David Stibbe: “Zal ik dan maar proberen een positieve draai aan het onderwerp te geven? In olie en gas op de Noordzee is het inderdaad een probleem. In onze globale marktfocus ligt dat wat anders. Of laat ik het zo zeggen, wat minder slecht. Neem die nieuwe crew boat waar ik het eerder over had, die ontwikkelen we niet voor de Nederlandse, maar voor een internationale markt. We vinden het overigens wel belangrijk dat we hem hier, in onze home ground, testen en presenteren. Maar los daarvan, het is een maritieme oplossing voor een internationale markt die veilig, efficiënt en goedkoper moet zijn.

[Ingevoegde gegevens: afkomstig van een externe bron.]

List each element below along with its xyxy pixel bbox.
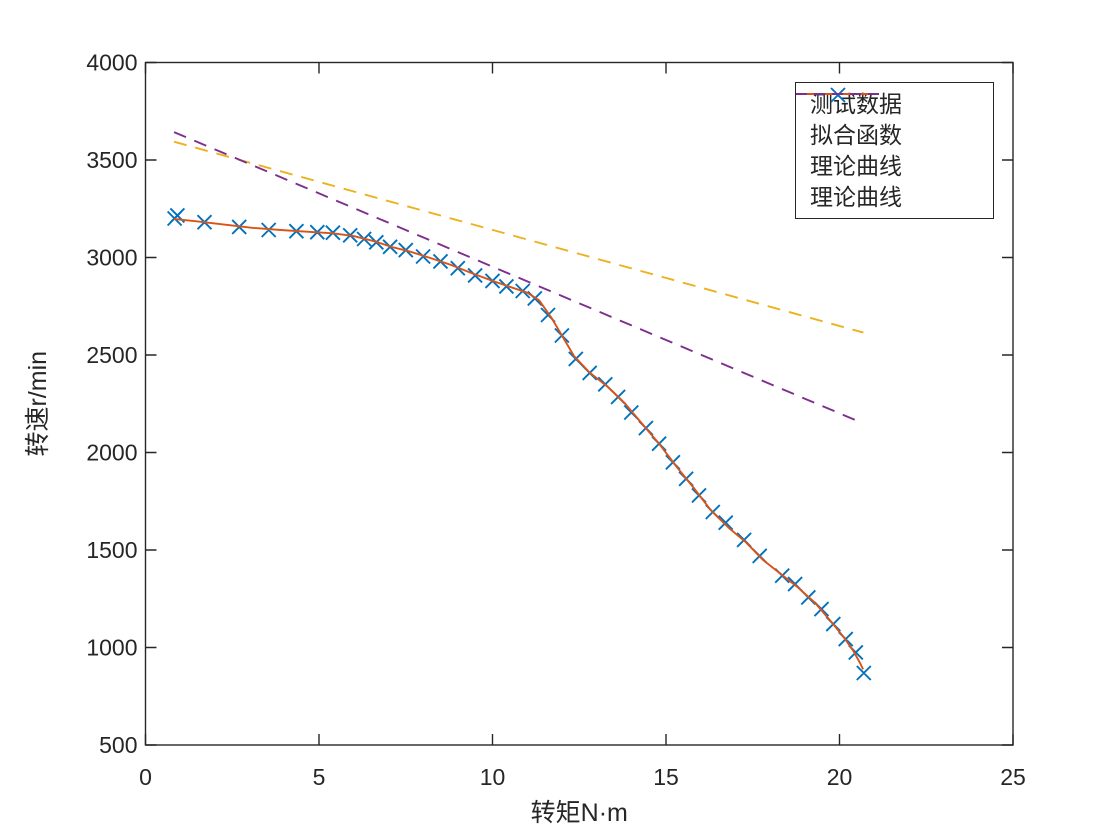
y-tick-label: 1500 [86,537,137,563]
x-tick-label: 20 [827,764,853,790]
x-tick-label: 5 [313,764,326,790]
legend-label-fit-function: 拟合函数 [810,121,902,148]
theory-line-3 [173,131,863,424]
legend-label-theory-curve-1: 理论曲线 [810,152,902,179]
theory-line-2 [173,140,864,334]
axis-ticks [144,61,1014,746]
x-tick-label: 10 [480,764,506,790]
legend: 测试数据 拟合函数 理论曲线 理论曲线 [795,82,994,219]
test-data-markers [166,207,872,681]
series-layer [166,131,872,681]
legend-item-theory-curve-2: 理论曲线 [796,93,993,213]
y-tick-label: 2500 [86,342,137,368]
y-tick-label: 3500 [86,147,137,173]
y-axis-label: 转速r/min [24,351,52,457]
y-tick-label: 4000 [86,50,137,76]
x-axis-label: 转矩N·m [531,799,628,827]
axes-layer [144,61,1014,746]
legend-label-theory-curve-2: 理论曲线 [810,183,902,210]
fit-line [173,217,864,670]
plot-box [144,61,1014,746]
y-tick-label: 1000 [86,635,137,661]
x-tick-label: 25 [1000,764,1026,790]
legend-item-theory-curve-1: 理论曲线 [796,93,993,182]
legend-x-marker-sample [830,87,846,103]
y-tick-label: 2000 [86,440,137,466]
x-tick-label: 15 [653,764,679,790]
axis-labels-layer: 0 5 10 15 20 25 500 1000 1500 2000 2500 3000 3500 400… [24,50,1026,828]
legend-x-glyph [830,87,846,103]
legend-dashed-line-sample-2 [796,93,879,95]
y-tick-label: 3000 [86,245,137,271]
y-tick-label: 500 [99,732,137,758]
legend-item-fit-function: 拟合函数 [796,93,993,151]
x-tick-label: 0 [139,764,152,790]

Dat doen we dus niet alleen, maar met partners die op technisch gebied een aanvullende en toegevoegde waarde leveren. Daarbij is het zaak dat je vanuit de hele keten denkt. Vanuit crew change. En dat begint al op het vliegveld.“

Met het oog op de toekomst: welke rol zien jullie voor AYOP weggelegd?


Wim Schouwenaar: “Nou, ik signaleer al enige tijd dat er verschuivingen aan het plaatsvinden zijn wat betreft de locaties waar de belangrijke activiteiten plaatsvinden. Den Helder, IJmuiden, ik denk dat het vooral zaak is dat AYOP in gesprek blijft met alle partijen die daarin een stem hebben zodat men zich daar kan vestigen waar het wenselijk dan wel noodzakelijk is.”


Jo Peters: “Nederland is een klein land met grote ambities. Enerzijds is het belangrijk dat iedere haven plannen heeft om een zo goed mogelijk resultaat te behalen. Aan de andere kant moet men de ogen niet sluiten voor de synergie van het geheel. Ik bedoel, cost is key. Met andere woorden, laten we zorgen dat niet iedereen vecht voor het zijne, maar dat we ook de handen ineen slaan. Goede contacten binnen het AYOP-netwerk zijn daarbij van wezenlijke betekenis.”


David Stibbe: “De common goals zijn duidelijk. Het pad daar naartoe is alleen voor iedereen anders. We hebben allemaal onze eigen belangen. Het samenbrengen van al die zaken, het managen van verwachtingen, het communiceren van een realistisch tijdspad, die dingen. Dat lijkt mij bij uitstek een taak voor AYOP. Maak je borst maar nat Sylvia!”